Crossroads Inc. wrote:
Liberty wrote:You want some irony? I grew up not far from where I live now, and in high school I campaigned a LOT against both Brad Ellsworth AND Baron Hill. And now I'm voting for both of them and really fucking scared of the damage their opponents will do if elected. Yeah that's me, from religious right Republican to social democrat in five years.

My parents must be really loving this election.
And if the GOP sweep into office I am sure they will think happy times are here again and everything will be ok.

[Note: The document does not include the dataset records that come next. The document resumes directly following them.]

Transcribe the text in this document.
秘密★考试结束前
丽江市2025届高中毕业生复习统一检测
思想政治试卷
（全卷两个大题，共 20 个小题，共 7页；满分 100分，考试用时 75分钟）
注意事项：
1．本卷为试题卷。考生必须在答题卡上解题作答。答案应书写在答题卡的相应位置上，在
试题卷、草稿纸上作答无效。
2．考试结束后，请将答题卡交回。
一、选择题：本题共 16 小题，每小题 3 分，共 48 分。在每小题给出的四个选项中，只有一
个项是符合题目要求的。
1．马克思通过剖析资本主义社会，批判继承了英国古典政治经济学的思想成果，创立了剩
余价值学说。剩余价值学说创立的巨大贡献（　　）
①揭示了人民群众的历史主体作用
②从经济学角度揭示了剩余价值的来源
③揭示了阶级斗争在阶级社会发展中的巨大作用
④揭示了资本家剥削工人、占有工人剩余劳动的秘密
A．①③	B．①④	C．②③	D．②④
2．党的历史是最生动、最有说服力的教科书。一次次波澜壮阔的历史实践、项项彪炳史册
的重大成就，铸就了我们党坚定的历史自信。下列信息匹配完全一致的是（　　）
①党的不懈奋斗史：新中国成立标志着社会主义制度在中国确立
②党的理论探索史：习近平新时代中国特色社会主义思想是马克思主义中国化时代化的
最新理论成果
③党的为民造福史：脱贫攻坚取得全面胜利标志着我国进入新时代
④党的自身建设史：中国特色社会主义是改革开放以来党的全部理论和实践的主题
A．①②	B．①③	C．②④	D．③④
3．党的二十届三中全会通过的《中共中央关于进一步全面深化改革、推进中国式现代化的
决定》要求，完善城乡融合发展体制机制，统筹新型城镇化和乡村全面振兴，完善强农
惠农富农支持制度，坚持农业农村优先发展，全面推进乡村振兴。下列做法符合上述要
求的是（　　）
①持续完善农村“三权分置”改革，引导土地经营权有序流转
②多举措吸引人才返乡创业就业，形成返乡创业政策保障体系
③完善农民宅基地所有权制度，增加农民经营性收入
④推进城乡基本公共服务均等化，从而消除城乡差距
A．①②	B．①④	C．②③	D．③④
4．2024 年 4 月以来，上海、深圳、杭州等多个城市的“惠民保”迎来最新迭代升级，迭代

Not all of them, I'd argue. You overlook what may well be the guiding principle of the far-right movement and its backers today: that the average American must not be allowed to feel satisfied and safe. This goes double for their own base. Yes, there will be occasional "oh happy day" moments of triumph, but mostly, all you'll hear are the renewed cries of how a few men of iron principles would sort everything out if they weren't so hobbled by the efforts of lib'ruls, flagrant government-imposed socialism, and a media firmly under the control of the Left.

Mark my words: not a few of these people would sooner denounce the Republicans as part of the problem than they would consider relinquishing their martyrdom. They need to be the righteous minority in the face of encroaching communism; to a 20th century WASP, that's the closest you'll get to shouldering the White Man's Burden.